A shuffle off to the side brought Drizzt alert. He crouched and drew his scimitars, thinking that Matron Malice had agents waiting for him who had expected him to be expelled from Blingdenstone. A shadow moved a moment later, but it was no drow assassin that came in at Drizzt. “Belwar!” he cried in relief. “I feared that you would not say farewell.”
“And so I will not.” replied the svirfneblin. Drizzt studied the burrow-warden, noticing the full pack that Belwar wore. “No, Belwar, I cannot allow―”
“I do not remember asking for your permission.” the deep gnome interrupted. “I have been looking for some excitement in my life.
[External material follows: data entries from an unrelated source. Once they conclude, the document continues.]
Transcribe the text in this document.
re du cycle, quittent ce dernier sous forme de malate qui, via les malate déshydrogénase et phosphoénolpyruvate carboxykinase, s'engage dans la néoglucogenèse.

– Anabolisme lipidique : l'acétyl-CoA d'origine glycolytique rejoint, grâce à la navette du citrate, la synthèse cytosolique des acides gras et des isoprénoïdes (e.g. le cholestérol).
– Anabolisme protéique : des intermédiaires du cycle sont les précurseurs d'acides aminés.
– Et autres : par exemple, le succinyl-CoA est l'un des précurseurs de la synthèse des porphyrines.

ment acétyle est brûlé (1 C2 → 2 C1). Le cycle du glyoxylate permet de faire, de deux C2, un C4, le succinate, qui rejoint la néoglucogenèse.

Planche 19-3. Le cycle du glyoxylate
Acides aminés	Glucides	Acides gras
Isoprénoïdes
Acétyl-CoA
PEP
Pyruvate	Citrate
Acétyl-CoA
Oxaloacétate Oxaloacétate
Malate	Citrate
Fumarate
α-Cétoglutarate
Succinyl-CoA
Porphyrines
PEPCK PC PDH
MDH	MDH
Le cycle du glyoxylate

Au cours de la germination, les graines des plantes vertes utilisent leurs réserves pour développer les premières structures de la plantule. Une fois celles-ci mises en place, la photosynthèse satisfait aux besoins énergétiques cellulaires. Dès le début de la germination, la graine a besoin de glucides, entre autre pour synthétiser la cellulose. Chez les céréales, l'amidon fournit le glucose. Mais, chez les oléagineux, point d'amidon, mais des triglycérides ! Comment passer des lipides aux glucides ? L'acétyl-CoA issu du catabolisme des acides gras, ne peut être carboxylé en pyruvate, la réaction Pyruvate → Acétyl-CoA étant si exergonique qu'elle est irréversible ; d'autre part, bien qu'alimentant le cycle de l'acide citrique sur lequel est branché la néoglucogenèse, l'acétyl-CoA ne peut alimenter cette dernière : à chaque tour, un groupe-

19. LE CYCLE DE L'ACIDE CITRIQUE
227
Thought I might venture out and see what the wide world has to offer.”
“It is not as grand as you expect.” Drizzt replied grimly. “You have your people, Belwar. They accept you and care for you. That is a greater gift than anything you can imagine.”
“Agreed,” replied the burrow-warden. “And you, Drizzt Do’Urden, have your friend, who accepts you and cares for you. And stands beside you. Now, are we going to be on with this adventure, or are we going to stand here and wait for that wicked mother of yours to walk up and cut us down?”
“You cannot begin to imagine the dangers,” Drizzt warned, but Belwar could see that the drow’s resolve was already starting to wear away.
Belwar banged his mithril hands together. “And you, dark elf cannot begin to imagine the ways I can deal with such dangers! I am not letting you walk off alone into the wilds. Understand that as fact―magga cammara―and we can get on with things.”
Drizzt shrugged helplessly, looked once more to the stubborn determination stamped openly on Belwar’s face, and started off down the tunnel, the deep gnome falling into step at his side. This time, at least, Drizzt had a companion he could talk to, a weapon against the intrusions of the hunter. He put his hand in his pocket and fingered the Guenhwyvar’s onyx figurine. Perhaps, Drizzt dared to hope, the three of them would have a chance to find more than simple survival in the Underdark.
For a long time afterward, Drizzt wondered if he had acted selfishly in giving in so easily to Belwar. Whatever guilt he felt, however, could not begin to compare with the profound sense of relief Drizzt knew whenever he looked down at his side, to the most honored burrow-warden’s bald, bobbing head.